George Billis Gallery is pleased to present Bonita Helmer: In the Midst of Chaos - the gallery’s sixth exhibition of Helmer’s abstract paintings. The exhibition continues through January 5th.
Helmer describes her work, "I explore scientific theories of physics, astronomy, the inner and outer realms of existence, and the unseen elements of the universe in my paintings. In my current series, “In the Midst of Chaos”, I try to create metaphors for the conditions of our world now. In the quiet of the universe, a Super Nova suddenly explodes into chaotic fragments of various materials flying light years into space. There is a peaceful, beautiful energy in the universe as well as an awe-inspiring unpredictability. There is so much anguish caused by war, poverty, famine, human fragility and endless conflict in our world, it is my desire to paint an unknown, untouched landscape that is still without the influence of human destruction. Using science and how it is interconnected to art is a politically important theme. I am interested in the future of the human race and wish to express a visual representation of a landscape that is still relatively free from our accumulated strife."
Bonita Helmer explores scientific theories of physics, astronomy, the inner and outer realms of existence, and the unseen elements of our universe in her paintings. Helmer began her investigation of this work prior to 2000; she is authentically involved in the importance of physics, subatomic research, black holes, the birth of stars, supernovas, and Einstein’s “God Theory”, gravity, energy, heavy elements and collapsing gas and dust to name a few.
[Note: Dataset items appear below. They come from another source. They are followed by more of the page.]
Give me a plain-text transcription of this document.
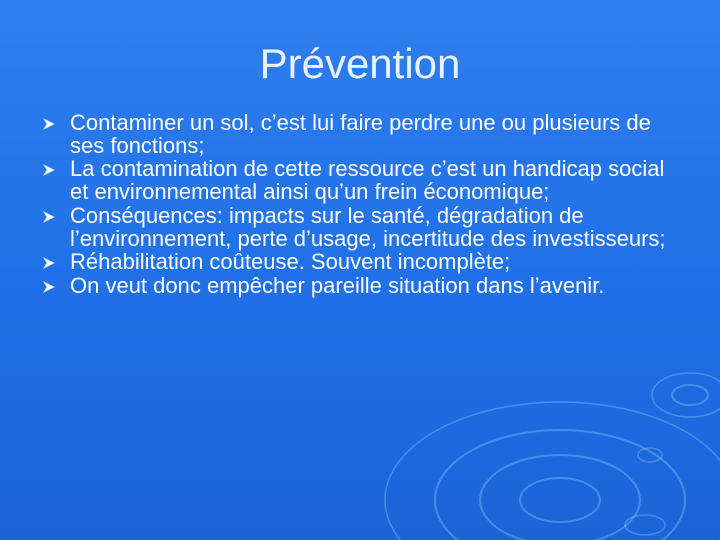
Prévention
Contaminer un sol, c’est lui faire perdre une ou plusieurs de ses fonctions;
La contamination de cette ressource c’est un handicap social et environnemental ainsi qu’un frein économique;
Conséquences: impacts sur le santé, dégradation de l’environnement, perte d’usage, incertitude des investisseurs;
Réhabilitation coûteuse. Souvent incomplète;
On veut donc empêcher pareille situation dans l’avenir.
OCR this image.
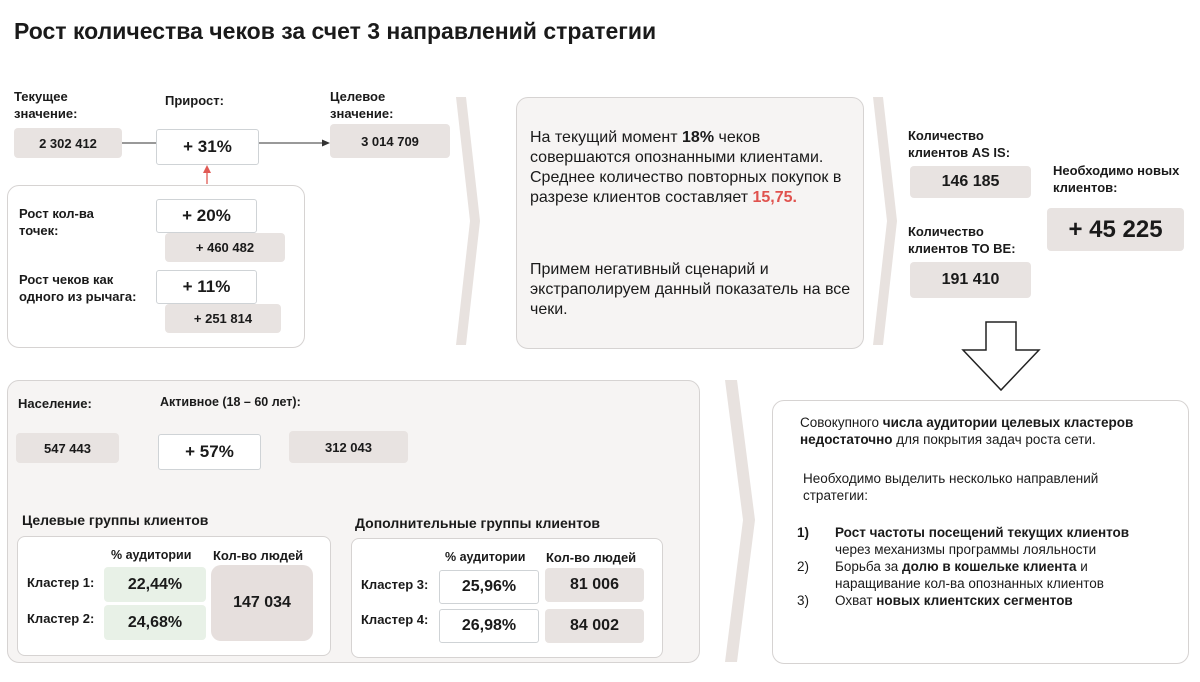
Рост количества чеков за счет 3 направлений стратегии
Текущее значение:
Прирост:	Целевое значение:
2 302 412	+ 31%	3 014 709
Рост кол-ва точек:
+ 20%
+ 460 482
Рост чеков как одного из рычага:
+ 11%
+ 251 814
На текущий момент 18% чеков совершаются опознанными клиентами. Среднее количество повторных покупок в разрезе клиентов составляет 15,75.
Примем негативный сценарий и экстраполируем данный показатель на все чеки.
Количество клиентов AS IS:
146 185
Количество клиентов TO BE:
191 410
Необходимо новых клиентов:
+ 45 225
Население:	Активное (18 – 60 лет):
547 443	+ 57%	312 043
Целевые группы клиентов
% аудитории Кол-во людей
Кластер 1:	22,44%
Кластер 2:	24,68%
147 034
Дополнительные группы клиентов
% аудитории Кол-во людей
Кластер 3:	25,96%	81 006
Кластер 4:	26,98%	84 002
Совокупного числа аудитории целевых кластеров недостаточно для покрытия задач роста сети.
Необходимо выделить несколько направлений стратегии:
1)	Рост частоты посещений текущих клиентов
через механизмы программы лояльности
2)	Борьба за долю в кошельке клиента и наращивание кол-ва опознанных клиентов
3)	Охват новых клиентских сегментов
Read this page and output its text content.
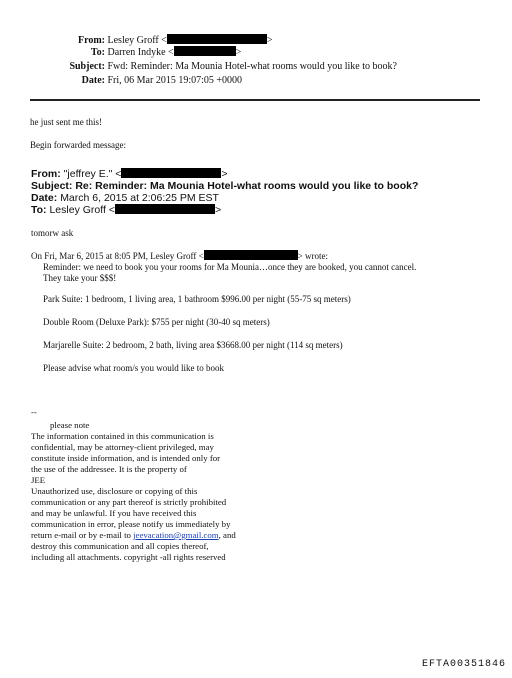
From: Lesley Groff <	>
To: Darren Indyke <	>
Subject: Fwd: Reminder: Ma Mounia Hotel-what rooms would you like to book?
Date: Fri, 06 Mar 2015 19:07:05 +0000
he just sent me this!
Begin forwarded message:
From: "jeffrey E." <	>
Subject: Re: Reminder: Ma Mounia Hotel-what rooms would you like to book?
Date: March 6, 2015 at 2:06:25 PM EST
To: Lesley Groff <	>
tomorw ask
On Fri, Mar 6, 2015 at 8:05 PM, Lesley Groff <	> wrote:
Reminder: we need to book you your rooms for Ma Mounia…once they are booked, you cannot cancel.
They take your $$$!
Park Suite: 1 bedroom, 1 living area, 1 bathroom $996.00 per night (55-75 sq meters)
Double Room (Deluxe Park): $755 per night (30-40 sq meters)
Marjarelle Suite: 2 bedroom, 2 bath, living area $3668.00 per night (114 sq meters)
Please advise what room/s you would like to book
--
please note
The information contained in this communication is
confidential, may be attorney-client privileged, may
constitute inside information, and is intended only for
the use of the addressee. It is the property of
JEE
Unauthorized use, disclosure or copying of this
communication or any part thereof is strictly prohibited
and may be unlawful. If you have received this
communication in error, please notify us immediately by
return e-mail or by e-mail to jeevacation@gmail.com, and
destroy this communication and all copies thereof,
including all attachments. copyright -all rights reserved
EFTA00351846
Visually, she is attracted to naturally occurring and theoretical forms and structures that lend themselves to gestural abstract painting. While exploring the landscape of subatomic levels of existence she actually paints real things and places that are in themselves abstract, and sometimes even invisible.
Helmer’s work has been exhibited nationally and internationally. Exhibitions include: MOCA, Beijing; a solo show at L’Espace Bateau Lavoir, L’Ecole des Arts Decoratifs in Paris; an official adjunct show as part of the MOCA Los Angeles, Whack retrospective of Women in Art; International Space Conference in Washington, DC.; Newport Harbor Art Museum (Orange County Museum of Art); Gallery Q, Tokyo; French Consulate/Alliance Francaise, Los Angeles; UCLA Dortort Center for the Arts, HUC Museum, NYU campus; Museum of Latin American Art (MOLAA). Helmer has also done paintings as set design for performance pieces, one co-produced by CalArts and the other in part by an NEA grant.
During graduate work at Otis College of Art and Design, Helmer worked with Mitsumi Kanemitsu who became a strong influence in the use of abstraction in painting. Helmer also met and studied with Francoise Gilot at University of Southern California/Idyllwild campus. Gilot introduced Helmer to the use of universal symbol in art. At that time other influences included a friendship with Dr. Jonas Salk who brought to Helmer an awareness of the relationship between science and art. Helmer studied the origins of the universe via physics and astronomy at UCLA and has continued in her personal research into physics and mystical studies. In 2014 Helmer was invited to be on the board of the Exploration Institute which brings together astronauts, physicists, underwater researchers and more. She is the only "visual explorer" in the group of 35 participants. Helmer began teaching at Otis College Art and Design in 1998 and continues to teach there present day. Helmer received her BA in painting, UCLA, Antioch.